Wann kam das Christentum zu den Teutschen?

Hallo Fritz,
da habe ich ja unbeabsichtigt etwas losgetreten!

Wo ist dein Problem?

Mich dünkt, das Problem habt ihr, weil ihr mit Jahrhunderten
wie mit Dekaden umgeht.
Und bei der Lektüre und dem Vorlegen
von Quellen und Belegen ein wenig schludert!

Ich meinte auch eigentlich: „Wo ist das Problem“?, weil ich nicht recht verstanden hatte, worauf sich deine Ungenauigkeits-Hinweis bezog.
Also sind wir darin einig, dass es christliche Bevölkerung in den römischen Garnisonen gab, jedoch die Formulierung „Die Bevölkerung war christlich“ eine ungemäße Verallgemeinerung darstellt.
Insofern ist deine Kritik berechtigt: geschludert.

Und im Römerreich wurde nicht mal kurz ein Schalter umgelegt
und die christliche Glühbirne brannte allüberall auf den
Tannenspitzen.
Da hockten noch der Mithras, der Sol Invictus, Isis und
Osiris, Serapis und Hermes Trismegistos in Tempeln rum und
empfingen Opfer.

Gewiss! Aber von einer religiös homogenen Bevölkerung bin ich bei meiner zugegeben ungenauen Formulierung auch nicht ausgegangen. Gab es die überhaupt je?

Wer Kirchen baut, muss das nicht aus religiösen Gründen tun,
sondern tut es oft aus politischen. Und Konstantin war ein
knallharten, rücksichtsloser und brutaler Machtpolitiker.
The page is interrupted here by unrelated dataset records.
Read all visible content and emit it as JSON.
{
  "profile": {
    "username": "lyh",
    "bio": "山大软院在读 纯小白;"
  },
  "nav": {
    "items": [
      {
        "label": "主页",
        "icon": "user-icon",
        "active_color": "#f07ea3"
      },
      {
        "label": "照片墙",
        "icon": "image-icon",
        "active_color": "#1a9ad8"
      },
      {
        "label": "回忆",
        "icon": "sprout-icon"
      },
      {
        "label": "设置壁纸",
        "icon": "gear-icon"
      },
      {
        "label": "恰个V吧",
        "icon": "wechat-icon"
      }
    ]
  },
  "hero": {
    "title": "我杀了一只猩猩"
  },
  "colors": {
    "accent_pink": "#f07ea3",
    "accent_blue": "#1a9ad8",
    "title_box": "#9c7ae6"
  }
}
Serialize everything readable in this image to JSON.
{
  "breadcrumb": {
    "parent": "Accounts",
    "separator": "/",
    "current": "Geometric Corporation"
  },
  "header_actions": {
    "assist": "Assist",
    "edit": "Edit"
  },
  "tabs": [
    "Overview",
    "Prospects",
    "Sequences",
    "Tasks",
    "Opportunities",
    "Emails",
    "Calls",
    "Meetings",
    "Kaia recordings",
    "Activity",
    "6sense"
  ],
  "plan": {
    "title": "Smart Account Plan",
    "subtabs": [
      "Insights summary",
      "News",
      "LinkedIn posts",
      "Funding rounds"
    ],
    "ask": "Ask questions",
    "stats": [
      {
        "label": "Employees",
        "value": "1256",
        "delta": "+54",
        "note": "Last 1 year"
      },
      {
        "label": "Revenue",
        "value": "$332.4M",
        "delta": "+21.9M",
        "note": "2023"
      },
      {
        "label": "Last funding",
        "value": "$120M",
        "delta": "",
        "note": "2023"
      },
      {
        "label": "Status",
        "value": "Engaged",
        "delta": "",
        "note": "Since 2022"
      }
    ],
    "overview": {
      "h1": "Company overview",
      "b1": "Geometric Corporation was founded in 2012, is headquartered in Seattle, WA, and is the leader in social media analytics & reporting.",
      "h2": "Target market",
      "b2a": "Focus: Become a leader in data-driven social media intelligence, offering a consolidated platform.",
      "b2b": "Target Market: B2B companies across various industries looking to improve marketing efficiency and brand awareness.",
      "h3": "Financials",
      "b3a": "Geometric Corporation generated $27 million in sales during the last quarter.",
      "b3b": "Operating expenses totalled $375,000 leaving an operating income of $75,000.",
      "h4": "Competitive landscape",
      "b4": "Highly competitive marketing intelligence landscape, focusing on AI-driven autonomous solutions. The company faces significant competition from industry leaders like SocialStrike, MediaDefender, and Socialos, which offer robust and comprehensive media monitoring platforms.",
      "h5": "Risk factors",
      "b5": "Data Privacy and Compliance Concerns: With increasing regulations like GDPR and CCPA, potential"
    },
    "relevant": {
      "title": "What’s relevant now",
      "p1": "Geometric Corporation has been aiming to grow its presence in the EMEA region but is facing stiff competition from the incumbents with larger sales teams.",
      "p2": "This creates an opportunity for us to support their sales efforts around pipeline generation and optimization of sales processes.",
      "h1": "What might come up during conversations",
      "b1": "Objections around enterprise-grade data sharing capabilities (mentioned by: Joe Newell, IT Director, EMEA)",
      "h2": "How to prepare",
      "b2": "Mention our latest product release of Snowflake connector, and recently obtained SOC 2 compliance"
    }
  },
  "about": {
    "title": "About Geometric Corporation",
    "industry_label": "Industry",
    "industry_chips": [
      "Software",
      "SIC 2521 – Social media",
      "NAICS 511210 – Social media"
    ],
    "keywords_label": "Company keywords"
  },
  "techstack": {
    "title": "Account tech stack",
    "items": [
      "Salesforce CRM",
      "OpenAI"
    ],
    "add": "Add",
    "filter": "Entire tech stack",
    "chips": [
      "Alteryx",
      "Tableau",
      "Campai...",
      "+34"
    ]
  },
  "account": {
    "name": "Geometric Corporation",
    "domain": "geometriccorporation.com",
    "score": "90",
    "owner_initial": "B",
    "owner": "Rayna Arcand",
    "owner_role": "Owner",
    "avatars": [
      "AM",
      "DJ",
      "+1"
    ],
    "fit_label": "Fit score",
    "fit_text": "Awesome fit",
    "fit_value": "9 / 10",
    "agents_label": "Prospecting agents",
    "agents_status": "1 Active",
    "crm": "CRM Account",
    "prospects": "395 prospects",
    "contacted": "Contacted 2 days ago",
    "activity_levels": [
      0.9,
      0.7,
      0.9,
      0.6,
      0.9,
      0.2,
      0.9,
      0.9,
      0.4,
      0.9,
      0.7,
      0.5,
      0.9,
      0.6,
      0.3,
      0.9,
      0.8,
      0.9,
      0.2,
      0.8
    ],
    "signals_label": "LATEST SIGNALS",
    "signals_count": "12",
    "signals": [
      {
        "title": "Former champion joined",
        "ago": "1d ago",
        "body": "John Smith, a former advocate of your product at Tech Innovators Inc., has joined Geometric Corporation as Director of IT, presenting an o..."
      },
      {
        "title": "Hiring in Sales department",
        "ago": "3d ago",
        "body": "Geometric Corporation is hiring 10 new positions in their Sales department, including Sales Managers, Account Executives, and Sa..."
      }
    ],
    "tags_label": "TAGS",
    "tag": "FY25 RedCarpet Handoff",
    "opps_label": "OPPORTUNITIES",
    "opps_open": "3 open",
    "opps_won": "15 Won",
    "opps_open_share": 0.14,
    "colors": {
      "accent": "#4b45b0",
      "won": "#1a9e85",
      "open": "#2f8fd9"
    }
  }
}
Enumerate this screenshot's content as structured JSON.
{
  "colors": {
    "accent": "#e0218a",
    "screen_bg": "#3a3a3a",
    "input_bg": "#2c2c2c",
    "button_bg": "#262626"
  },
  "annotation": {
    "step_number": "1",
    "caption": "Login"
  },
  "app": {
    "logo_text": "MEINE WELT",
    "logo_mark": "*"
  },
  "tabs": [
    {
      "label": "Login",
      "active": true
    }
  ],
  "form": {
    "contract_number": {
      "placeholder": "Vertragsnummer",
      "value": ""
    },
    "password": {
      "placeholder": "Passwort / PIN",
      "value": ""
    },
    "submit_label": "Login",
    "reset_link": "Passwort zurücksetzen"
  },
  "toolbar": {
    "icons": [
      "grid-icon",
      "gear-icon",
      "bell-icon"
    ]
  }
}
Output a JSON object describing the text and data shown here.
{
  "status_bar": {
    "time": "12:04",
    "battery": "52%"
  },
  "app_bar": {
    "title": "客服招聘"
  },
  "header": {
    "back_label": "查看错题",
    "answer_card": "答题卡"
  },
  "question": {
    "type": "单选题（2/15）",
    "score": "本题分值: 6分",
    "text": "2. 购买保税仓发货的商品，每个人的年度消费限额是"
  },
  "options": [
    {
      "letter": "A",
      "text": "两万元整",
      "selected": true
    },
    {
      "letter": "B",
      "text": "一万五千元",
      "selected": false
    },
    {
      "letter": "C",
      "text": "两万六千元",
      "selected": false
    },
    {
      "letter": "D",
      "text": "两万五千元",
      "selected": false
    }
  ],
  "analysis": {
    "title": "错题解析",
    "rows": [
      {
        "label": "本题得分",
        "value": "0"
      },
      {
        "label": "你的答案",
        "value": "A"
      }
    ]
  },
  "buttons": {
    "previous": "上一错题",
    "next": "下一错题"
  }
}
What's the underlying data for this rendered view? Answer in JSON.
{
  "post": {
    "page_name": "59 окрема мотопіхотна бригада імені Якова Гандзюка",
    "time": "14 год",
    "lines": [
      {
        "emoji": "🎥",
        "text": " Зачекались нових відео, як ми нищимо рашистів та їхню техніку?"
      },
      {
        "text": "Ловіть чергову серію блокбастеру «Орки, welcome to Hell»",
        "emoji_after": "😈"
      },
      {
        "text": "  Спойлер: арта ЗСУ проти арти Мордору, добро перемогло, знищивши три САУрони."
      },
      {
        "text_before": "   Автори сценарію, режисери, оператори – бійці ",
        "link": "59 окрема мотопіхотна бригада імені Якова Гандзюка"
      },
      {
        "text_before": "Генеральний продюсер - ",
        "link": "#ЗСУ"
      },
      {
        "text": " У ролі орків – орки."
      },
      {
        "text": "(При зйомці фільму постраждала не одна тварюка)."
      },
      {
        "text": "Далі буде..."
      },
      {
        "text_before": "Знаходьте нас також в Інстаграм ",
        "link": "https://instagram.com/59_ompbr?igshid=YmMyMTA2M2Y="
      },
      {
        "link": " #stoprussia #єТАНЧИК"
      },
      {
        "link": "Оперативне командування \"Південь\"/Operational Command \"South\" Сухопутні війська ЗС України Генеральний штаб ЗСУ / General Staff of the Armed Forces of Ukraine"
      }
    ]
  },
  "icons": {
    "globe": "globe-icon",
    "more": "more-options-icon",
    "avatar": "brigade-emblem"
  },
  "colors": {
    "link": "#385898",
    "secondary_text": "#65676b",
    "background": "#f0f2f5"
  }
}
Das
hat mit Christentum nichts zu tun.

Es ging mir auch nicht um Konstantin, sondern um den Hinweis auf die christliche Bevölkerung.
Was Konstantin betrifft, so war er meines Wissens an dem Netz der über das Reich verteilten Bischöfe interessiert, die er mit staatlichen Verwaltungsfunktionen betraute.

Konstantin hat auch die entscheidenen Konzilien einberufen und
dominiert und das Glaubensbekenntnis festgelegt. Ihn deswegen
als christlichen Theologen und Heiligen anzuerkennen, ist doch
wohl schlecht möglich?

Wieso? Das verstehe ich nicht. Abgesehen davon ist er auch als solcher, glaube ich, nicht kanonisiert.

Taufen aber ließ er sich erst auf dem Sterbebett.

Legende!

Vermutlich war um 380 nicht einmal die Hälfte der Bevölkerung
christgläubig. Erst die Staatsreligion machte ehrgeizige
Heiden zu Christen.

vermute ich ähnlich, jedoch: Ei oder Henne: Wird die Bevölkerung durch die Proklamation christianisiert oder besiegelt diese eine vorausgegangene Christianisierung?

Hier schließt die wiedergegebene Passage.